The best way to bring your business revenue, growth, and stability is to be a Fortune 500 company. Another way is to do business with one. It can be hard for small businesses to land major corporate clients, but it’s not impossible. Here’s some advice for pitching to the big guys.

1. Know What Makes Your Company Unique

When you do business with big-time clients, it’s not enough to be good at what you do. You must also articulate why you are better than all of the other companies dying to land the same contract. Know your unique selling proposition (USP) and be prepared to articulate it in terms that will resonate with your prospective client.

2. Connect with Someone on the Inside

If you know someone inside the company, you’ll have a big advantage over the competition. Find out what those making the final decision value most. Is it affordability? Is it flexibility? Is it experience? Is it quality? The more you know about the decision process, the better prepared you’ll be.

3. Make Sure It’s a Profitable Venture

It’s easy to get star struck, and lose focus of the bottom line. And it’s true that landing a major corporate client can bring recognition and prestige, but you will still have to pay your bills and pay your employees in the meantime. Crunch the numbers first so you know that the opportunities you plan to pursue will be profitable in the end.

4. Find Out What Debt You Will Have to Incur Up Front

It’s rare that a small business can take on such a major contract without incurring a certain amount of debt. You might need new equipment or more staff to deliver the final product effectively. Talk with a financial professional about your options when taking on additional loans.

5. Work on a Schedule

Each time you make contact with your potential client, ask them to deliver a decision within a specified time frame. Chances are they won’t be able to make a decision by the deadline, but at least you’ll have a reason to stay in touch with them and continue to nurture the lead.

6. Get a Meeting

If you don’t yet have a contact on the inside of the prospective client’s company, there are several ways you can establish a connection: attend key conferences and networking events at every opportunity, use targeted online marketing and advertising to reach out to decision makers, or talk to people in your extended network that can put you in touch.
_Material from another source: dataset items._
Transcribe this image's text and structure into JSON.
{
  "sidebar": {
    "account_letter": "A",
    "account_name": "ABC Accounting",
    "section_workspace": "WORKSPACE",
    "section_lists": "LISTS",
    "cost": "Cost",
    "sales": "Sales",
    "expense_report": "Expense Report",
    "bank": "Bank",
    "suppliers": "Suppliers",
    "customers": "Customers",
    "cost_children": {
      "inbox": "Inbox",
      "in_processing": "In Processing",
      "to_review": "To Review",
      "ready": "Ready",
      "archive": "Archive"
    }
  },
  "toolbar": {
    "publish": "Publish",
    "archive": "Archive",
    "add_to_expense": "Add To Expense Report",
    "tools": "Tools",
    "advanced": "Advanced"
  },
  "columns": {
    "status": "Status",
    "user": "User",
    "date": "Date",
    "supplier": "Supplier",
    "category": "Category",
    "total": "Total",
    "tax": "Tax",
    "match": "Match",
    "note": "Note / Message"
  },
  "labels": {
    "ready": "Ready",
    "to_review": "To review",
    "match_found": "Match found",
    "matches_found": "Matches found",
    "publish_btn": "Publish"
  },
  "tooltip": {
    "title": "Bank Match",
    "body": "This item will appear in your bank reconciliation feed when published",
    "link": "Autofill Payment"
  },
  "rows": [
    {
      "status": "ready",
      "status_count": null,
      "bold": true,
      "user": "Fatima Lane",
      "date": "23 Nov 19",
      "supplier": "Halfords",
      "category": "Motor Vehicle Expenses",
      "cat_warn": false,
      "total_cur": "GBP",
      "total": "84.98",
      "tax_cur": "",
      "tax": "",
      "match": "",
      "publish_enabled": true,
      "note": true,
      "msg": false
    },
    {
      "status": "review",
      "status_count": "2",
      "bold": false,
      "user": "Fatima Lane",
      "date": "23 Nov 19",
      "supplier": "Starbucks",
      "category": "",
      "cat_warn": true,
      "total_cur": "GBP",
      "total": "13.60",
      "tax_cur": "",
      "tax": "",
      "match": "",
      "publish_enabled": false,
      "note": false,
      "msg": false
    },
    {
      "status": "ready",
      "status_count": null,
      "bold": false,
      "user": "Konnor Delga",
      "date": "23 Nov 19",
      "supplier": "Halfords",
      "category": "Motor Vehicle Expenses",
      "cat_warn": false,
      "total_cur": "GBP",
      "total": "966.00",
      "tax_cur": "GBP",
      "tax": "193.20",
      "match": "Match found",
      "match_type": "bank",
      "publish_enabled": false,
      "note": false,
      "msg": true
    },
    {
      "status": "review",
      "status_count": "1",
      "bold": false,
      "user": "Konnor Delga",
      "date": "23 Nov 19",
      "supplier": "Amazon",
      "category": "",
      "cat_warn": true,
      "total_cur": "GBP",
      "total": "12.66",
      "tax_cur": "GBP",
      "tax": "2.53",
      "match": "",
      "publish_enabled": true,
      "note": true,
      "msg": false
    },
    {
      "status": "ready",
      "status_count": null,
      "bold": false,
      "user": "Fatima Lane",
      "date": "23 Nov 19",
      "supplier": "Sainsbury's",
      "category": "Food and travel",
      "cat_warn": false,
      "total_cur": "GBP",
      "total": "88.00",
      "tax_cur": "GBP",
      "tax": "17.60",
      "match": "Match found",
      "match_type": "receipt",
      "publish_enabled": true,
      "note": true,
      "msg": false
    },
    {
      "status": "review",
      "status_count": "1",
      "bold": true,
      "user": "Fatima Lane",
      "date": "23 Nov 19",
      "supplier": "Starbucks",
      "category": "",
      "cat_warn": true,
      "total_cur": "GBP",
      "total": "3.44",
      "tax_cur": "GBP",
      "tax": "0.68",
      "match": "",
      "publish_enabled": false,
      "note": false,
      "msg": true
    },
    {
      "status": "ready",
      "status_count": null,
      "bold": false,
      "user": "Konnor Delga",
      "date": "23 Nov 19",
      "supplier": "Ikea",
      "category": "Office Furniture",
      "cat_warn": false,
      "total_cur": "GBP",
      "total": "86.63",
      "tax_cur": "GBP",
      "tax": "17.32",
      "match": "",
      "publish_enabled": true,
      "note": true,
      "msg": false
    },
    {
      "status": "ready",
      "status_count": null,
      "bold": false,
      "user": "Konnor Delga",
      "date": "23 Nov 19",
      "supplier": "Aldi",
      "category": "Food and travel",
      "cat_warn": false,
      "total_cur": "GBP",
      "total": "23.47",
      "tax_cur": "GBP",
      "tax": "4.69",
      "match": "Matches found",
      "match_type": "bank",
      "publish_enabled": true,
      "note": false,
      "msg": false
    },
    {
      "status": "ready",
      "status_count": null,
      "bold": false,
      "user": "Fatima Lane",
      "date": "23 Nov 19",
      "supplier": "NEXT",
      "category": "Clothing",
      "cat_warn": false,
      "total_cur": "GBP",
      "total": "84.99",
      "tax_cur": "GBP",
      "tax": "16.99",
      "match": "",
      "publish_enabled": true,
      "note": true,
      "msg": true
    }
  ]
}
7. Prepare for Lots of Hard Questions

Chances are you’ll get asked lots of questions about contracts, pricing, operations, and products. Prepare for them to throw anything and everything at you. If, by chance, you’re asked a question you don’t have the answer to, don’t make anything up. Let them know you’ll find the answer and get back to them as soon as possible.

Finally, remember that to land a corporate client takes work. You have to take the leap.